Bloomberg are offering its US staff a $75 daily commuting stipend that they can spend however they want. And other companies are doing the best they can. This still lends credence to ‘the great resignation.’ Initially starting with the retail, food service, and hospitality sectors which were hard hit during the pandemic, it has since spread to other industries. By September 2021, the US Bureau of Labor Statistics reported 4.4 million resignations.

That’s where the most critical question lies…work from home, work from the office or stick to this new hybrid world culture?

Borris Johnson thinks, “We need to get back into the habit of getting into the office.” Because his experience of working from home “is you spend an awful lot of time making another cup of coffee and then, you know, getting up, walking very slowly to the fridge, hacking off a small piece of cheese, then walking very slowly back to your laptop and then forgetting what it was you’re doing.”

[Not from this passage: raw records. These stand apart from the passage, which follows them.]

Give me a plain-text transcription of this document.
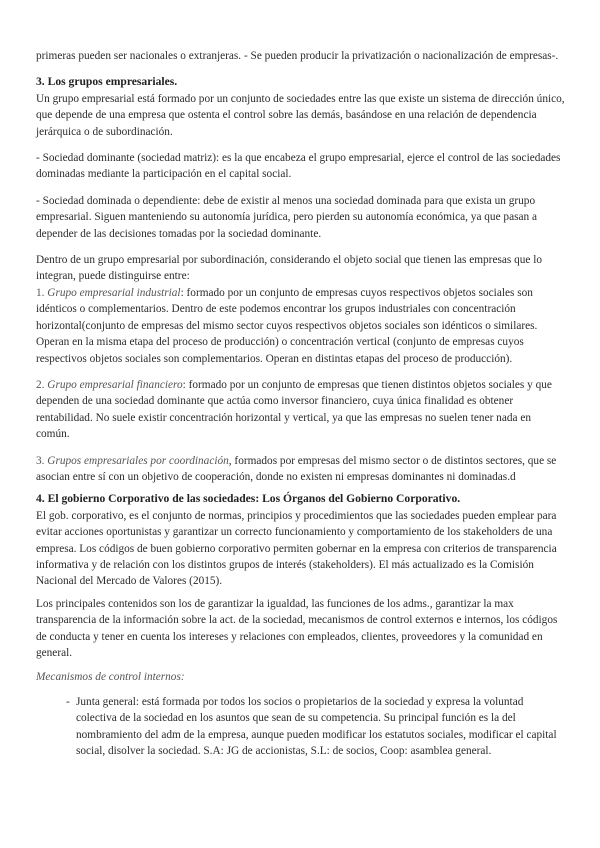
primeras pueden ser nacionales o extranjeras. - Se pueden producir la privatización o nacionalización de empresas-.

3. Los grupos empresariales.

Un grupo empresarial está formado por un conjunto de sociedades entre las que existe un sistema de dirección único, que depende de una empresa que ostenta el control sobre las demás, basándose en una relación de dependencia jerárquica o de subordinación.

- Sociedad dominante (sociedad matriz): es la que encabeza el grupo empresarial, ejerce el control de las sociedades dominadas mediante la participación en el capital social.

- Sociedad dominada o dependiente: debe de existir al menos una sociedad dominada para que exista un grupo empresarial. Siguen manteniendo su autonomía jurídica, pero pierden su autonomía económica, ya que pasan a depender de las decisiones tomadas por la sociedad dominante.

Dentro de un grupo empresarial por subordinación, considerando el objeto social que tienen las empresas que lo integran, puede distinguirse entre:

1. Grupo empresarial industrial: formado por un conjunto de empresas cuyos respectivos objetos sociales son idénticos o complementarios. Dentro de este podemos encontrar los grupos industriales con concentración horizontal(conjunto de empresas del mismo sector cuyos respectivos objetos sociales son idénticos o similares. Operan en la misma etapa del proceso de producción) o concentración vertical (conjunto de empresas cuyos respectivos objetos sociales son complementarios. Operan en distintas etapas del proceso de producción).

2. Grupo empresarial financiero: formado por un conjunto de empresas que tienen distintos objetos sociales y que dependen de una sociedad dominante que actúa como inversor financiero, cuya única finalidad es obtener rentabilidad. No suele existir concentración horizontal y vertical, ya que las empresas no suelen tener nada en común.

3. Grupos empresariales por coordinación, formados por empresas del mismo sector o de distintos sectores, que se asocian entre sí con un objetivo de cooperación, donde no existen ni empresas dominantes ni dominadas.d

4. El gobierno Corporativo de las sociedades: Los Órganos del Gobierno Corporativo.

El gob. corporativo, es el conjunto de normas, principios y procedimientos que las sociedades pueden emplear para evitar acciones oportunistas y garantizar un correcto funcionamiento y comportamiento de los stakeholders de una empresa. Los códigos de buen gobierno corporativo permiten gobernar en la empresa con criterios de transparencia informativa y de relación con los distintos grupos de interés (stakeholders). El más actualizado es la Comisión Nacional del Mercado de Valores (2015).

Los principales contenidos son los de garantizar la igualdad, las funciones de los adms., garantizar la max transparencia de la información sobre la act. de la sociedad, mecanismos de control externos e internos, los códigos de conducta y tener en cuenta los intereses y relaciones con empleados, clientes, proveedores y la comunidad en general.

Mecanismos de control internos:

- Junta general: está formada por todos los socios o propietarios de la sociedad y expresa la voluntad colectiva de la sociedad en los asuntos que sean de su competencia. Su principal función es la del nombramiento del adm de la empresa, aunque pueden modificar los estatutos sociales, modificar el capital social, disolver la sociedad. S.A: JG de accionistas, S.L: de socios, Coop: asamblea general.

While New York City Mayor Eric Adams says you “can't stay home in your pajamas all day."

In the end, does it really matter where we work if efficiency and productivity are great? We’ve proven that companies can trust us to achieve the same results — or better! — and on time with this hybrid model. Employees can be more flexible, which boosts satisfaction, improves both productivity and retention, and improves diversity in the workplace because corporations can hire through the US and indeed all over the world.

We’ve seen companies make this work in many ways, through virtual lunches, breakout rooms, paint and prosecco parties, and — the most popular — trivia nights.

As much as we strive for normalcy, the last two years cannot simply be erased. So instead of wiping out this era, it's time to embrace the change and find the right world culture for you.

What would get you into the office? Free lunch? A gym membership? Permission to hang out with your dog? Some employers are trying just that.